The potent combination of trophic factors produced by AFMSCs is known to enhance angiogenesis in addition to stimulating both the mitosis and differentiation of a host's own reparative and stem cells, especially in stroke models. [37],[45] One study analyzing the effects of neurotrophic factors produced by AFMSCs following sciatic nerve crush injury in rats showed significant improvement in nerve regeneration, motor function recovery, nerve conduction latency, and the compound muscle action potential, further demonstrating the therapeutic potential of AFMSCs' secreted trophic factors. [46] It has also been suggested that donor cells may undergo gene therapy to enhance the secretion of specific growth factors directed to promote the level of angiogeneic, vasculogenic, or neurogenic factors in the stroke brain. [25]

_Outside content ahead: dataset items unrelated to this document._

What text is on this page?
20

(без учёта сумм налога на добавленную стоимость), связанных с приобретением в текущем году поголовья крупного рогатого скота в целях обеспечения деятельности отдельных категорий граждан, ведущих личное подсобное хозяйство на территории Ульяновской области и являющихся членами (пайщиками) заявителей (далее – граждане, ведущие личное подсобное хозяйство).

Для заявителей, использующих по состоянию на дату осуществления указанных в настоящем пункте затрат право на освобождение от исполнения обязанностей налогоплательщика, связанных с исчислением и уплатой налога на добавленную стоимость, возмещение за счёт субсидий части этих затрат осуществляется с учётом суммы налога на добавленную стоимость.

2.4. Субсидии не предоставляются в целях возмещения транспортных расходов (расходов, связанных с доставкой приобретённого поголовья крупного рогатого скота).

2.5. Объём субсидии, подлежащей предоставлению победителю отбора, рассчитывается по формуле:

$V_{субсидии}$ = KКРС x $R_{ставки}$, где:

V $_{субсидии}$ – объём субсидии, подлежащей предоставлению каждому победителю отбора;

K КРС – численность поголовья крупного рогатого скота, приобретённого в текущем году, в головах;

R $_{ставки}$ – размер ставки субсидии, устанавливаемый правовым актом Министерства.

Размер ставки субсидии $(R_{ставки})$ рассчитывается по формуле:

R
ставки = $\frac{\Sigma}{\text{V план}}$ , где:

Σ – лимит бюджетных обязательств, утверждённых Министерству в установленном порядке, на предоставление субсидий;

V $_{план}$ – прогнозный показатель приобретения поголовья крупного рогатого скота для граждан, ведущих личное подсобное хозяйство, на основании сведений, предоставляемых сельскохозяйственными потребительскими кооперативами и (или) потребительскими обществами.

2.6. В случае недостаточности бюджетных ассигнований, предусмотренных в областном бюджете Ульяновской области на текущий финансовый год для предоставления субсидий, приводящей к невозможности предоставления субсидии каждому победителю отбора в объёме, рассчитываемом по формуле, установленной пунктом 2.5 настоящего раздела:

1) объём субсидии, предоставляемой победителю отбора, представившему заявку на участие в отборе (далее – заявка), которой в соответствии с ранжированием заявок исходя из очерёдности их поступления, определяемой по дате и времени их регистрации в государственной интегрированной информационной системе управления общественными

AFSC therapy is still in its infancy but its vast potential may provide the basis for future cell-based stroke therapeutics. In particular, AFSCs may be intravenously transplanted in tandem with other noninvasively administrated drugs to create a novel combination therapy that is wholly safe and atraumatic for the patient. Several compounds such as melatonin and various growth factors have already been considered, [47],[48],[49] and experimental drugs are also being developed for this purpose. In most cases, studies have shown that the coupling of these different therapies elicits a number of synergistic effects that result in a highly effective treatment with benefits that neither treatment displays independently. Several existing classes of standalone drugs such as racetams and racetam derivatives have also been demonstrated to show a noticeable improvement in stroke patients [50],[51] but may harbor even greater effects when used together with stem cell therapy.

  Conclusion Top

Despite the fact that stem cells derived from the amniotic membrane have been more closely investigated than those from amniotic fluid, AFSCs show great promise for future clinical applications. AFSCs are an ideal cell source, providing easy access either during or after pregnancy, simple isolation and amplification of stem cells, the ability to differentiate into many different cell types, the potential to exercise immunomodulatory effects, and a lack of major ethical concerns. By promoting neurogenesis, angiogenesis, and immunomodulation, AFSC transplantation may very well provide us with a new and effective treatment option for ischemic stroke patients. Although many practical characteristics have already been observed, the full range of AFSCs' applications and its optimal administration procedure will have to be determined through future research. Further investigation of these cells' great potential may provide an unprecedented development in the fields of regenerative medicine and tissue engineering for the treatment of stroke and other neurological diseases. Vis-à-vis comparisons between AFSCs and AMSCs as well as with other stem cell types may prove beneficial in identifying optimal transplantation regimens that are safe and effective for stroke and other specific neurological disorders.